Supporters, however, pointed to the millions in tax revenue the project would bring to the city while boosting the image of Laguna Beach from a day-trip destination to a place for weekend getaways and major conventions.

“We need to have a hotel where visitors will shop in our shops, eat in our restaurants and buy art. Your typical day tourist doesn’t do that,” said Councilman Wayne Baglin. “This is something that actually enhances the health of our businesses.”

Advertisement

Emotions ran so high when voters were asked to decide the issue in 1999 that City Clerk Verna L. Rollinger had to be escorted by police when she brought the referendum petitions to the county registrar of voters office. It was approved by 55% of the voters.

But the plan that was approved had a lengthy list of conditions and amendments attached, including a requirement for view corridors and public access to the beach.

Environmentalists and community activists say the resort still poses problems, including a noisy ventilation system in the underground garage, inadequate parking and harmful runoff to the ocean.

But John Mansour, vice president of development for the Athens Group, which owns the resort, said the resort has a practical reason to prevent environmental problems. “Our goal is to keep that beach as clean as possible for the public and the guests. If the beaches are not as clean and pristine as we’d like, we will have negative guest experiences.”

City Manager Kenneth C. Frank said the resort has been a good neighbor so far. “Overall, we have a lot less problems with the project than we have with the typical residential developer who is building a single-family home,” he said.

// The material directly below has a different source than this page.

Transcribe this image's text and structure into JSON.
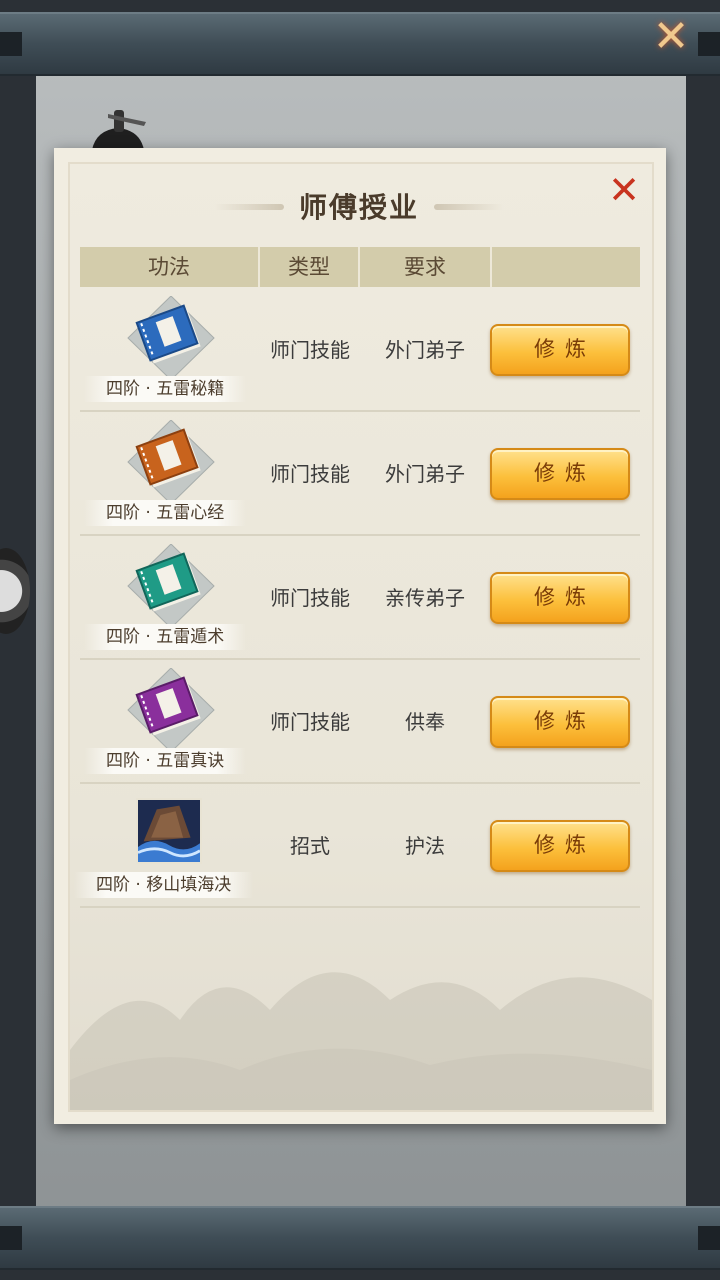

A major reason city officials and coastal commissioners approved the project in 1999 was the amount of public access to beaches, coves and parks developers proposed. Plans call for a 7-acre public park along the entire length of a coastal bluff, access for the handicapped, a public restaurant, public restrooms and 70 public parking spaces.

Advertisement

The mobile home park, where Lucille Ball and Desi Arnaz filmed “The Long, Long Trailer” in 1953 and gossip columnist Hedda Hopper penned much of her bestseller “From Under My Hat” in 1952, for decades had restricted access to the beach. It was where the working class could afford a lifestyle usually reserved for the rich. Owners closed the secluded park in 1997. Now, visitors will be able to stroll or jog along an uninterrupted stretch of beach about 1 1/2 miles long, from Victoria Beach to Aliso Beach in South Laguna.

When Laguna Beach Colony, the resort’s residential component of 14 single-family homes and 14 condominiums, is built and occupied, the total tax benefit to the city will be nearly $3.5 million a year and another $500,000 a year in property taxes to the school district, Frank said.

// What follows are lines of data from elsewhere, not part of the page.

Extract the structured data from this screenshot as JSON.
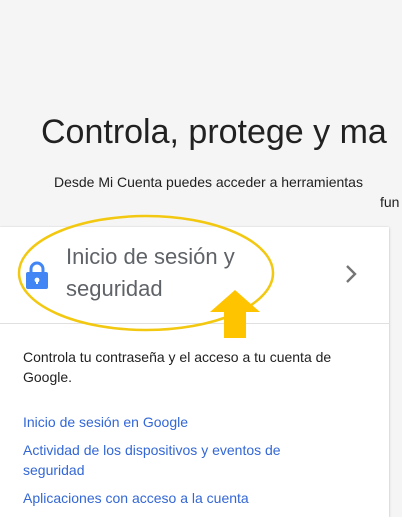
{
  "hero": {
    "title": "Controla, protege y ma",
    "subtitle": "Desde Mi Cuenta puedes acceder a herramientas",
    "subtitle_wrap": "fun"
  },
  "card": {
    "title": "Inicio de sesión y seguridad",
    "icon": "lock-icon",
    "chevron": "chevron-right-icon",
    "description": "Controla tu contraseña y el acceso a tu cuenta de Google.",
    "links": [
      "Inicio de sesión en Google",
      "Actividad de los dispositivos y eventos de seguridad",
      "Aplicaciones con acceso a la cuenta"
    ]
  },
  "annotation": {
    "highlight_color": "#f2c811",
    "arrow_color": "#ffc400"
  },
  "colors": {
    "link": "#3367d6",
    "lock": "#4285f4",
    "background": "#f5f5f5"
  }
}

Even though it offers free access to the public, the resort is priced to cater to the wealthy. The architecture, which mimics the Craftsman style that helped define California residential architecture around the turn of the 20th century, is echoed inside with dark wood furnishings, period light fixtures and a collection of original artwork.

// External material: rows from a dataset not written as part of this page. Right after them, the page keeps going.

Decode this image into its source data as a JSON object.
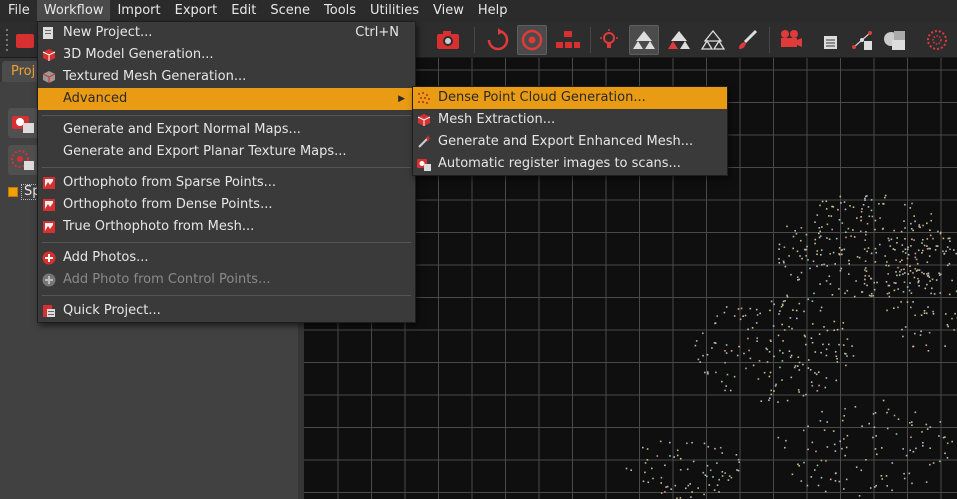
{
  "menubar": {
    "items": [
      "File",
      "Workflow",
      "Import",
      "Export",
      "Edit",
      "Scene",
      "Tools",
      "Utilities",
      "View",
      "Help"
    ],
    "active": "Workflow"
  },
  "left_panel": {
    "tab_label": "Proj",
    "tree_item_label": "Sp"
  },
  "workflow_menu": {
    "new_project": "New Project...",
    "new_project_shortcut": "Ctrl+N",
    "model_generation": "3D Model Generation...",
    "textured_mesh": "Textured Mesh Generation...",
    "advanced": "Advanced",
    "normal_maps": "Generate and Export Normal Maps...",
    "planar_texture": "Generate and Export Planar Texture Maps...",
    "ortho_sparse": "Orthophoto from Sparse Points...",
    "ortho_dense": "Orthophoto from Dense Points...",
    "true_ortho": "True Orthophoto from Mesh...",
    "add_photos": "Add Photos...",
    "add_photo_cp": "Add Photo from Control Points...",
    "quick_project": "Quick Project..."
  },
  "advanced_submenu": {
    "dense_cloud": "Dense Point Cloud Generation...",
    "mesh_extraction": "Mesh Extraction...",
    "enhanced_mesh": "Generate and Export Enhanced Mesh...",
    "auto_register": "Automatic register images to scans..."
  },
  "colors": {
    "accent": "#e99b13",
    "menu_bg": "#3a3a3a",
    "viewport_bg": "#0f0f0f",
    "grid": "#4a4a4a",
    "icon_red": "#e03a3a"
  }
}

The Athens Group, a Phoenix-based firm that owns the resort, and Montage Hotels and Resorts, the operator, have pulled out the stops to pamper visitors.

The main entrance has an elegant, lodge-like feel and a panoramic view of the ocean. The rooms, which go for as much as $4,500 a night, have the standard luxury appointments such as marble baths, separate showers, 400-thread Egyptian cotton linen, plush bathrobes, goose down pillows and computer hookups.

The owners hired art consultant Julie Cline, who spent two years going to private estates, museums, galleries, rare-book dealers and antique shops to put together a collection of art and furniture for the resort, including 20 original oils that reflect the plein-air art movement with pieces by William Wendt, Edgar Payne and Jean Mannheim.

Advertisement

Montage founder and president Alan Fuerstman said his vision is that the resort become an “international destination. We are going to compete on a world scale. It’s not just a pretty place.”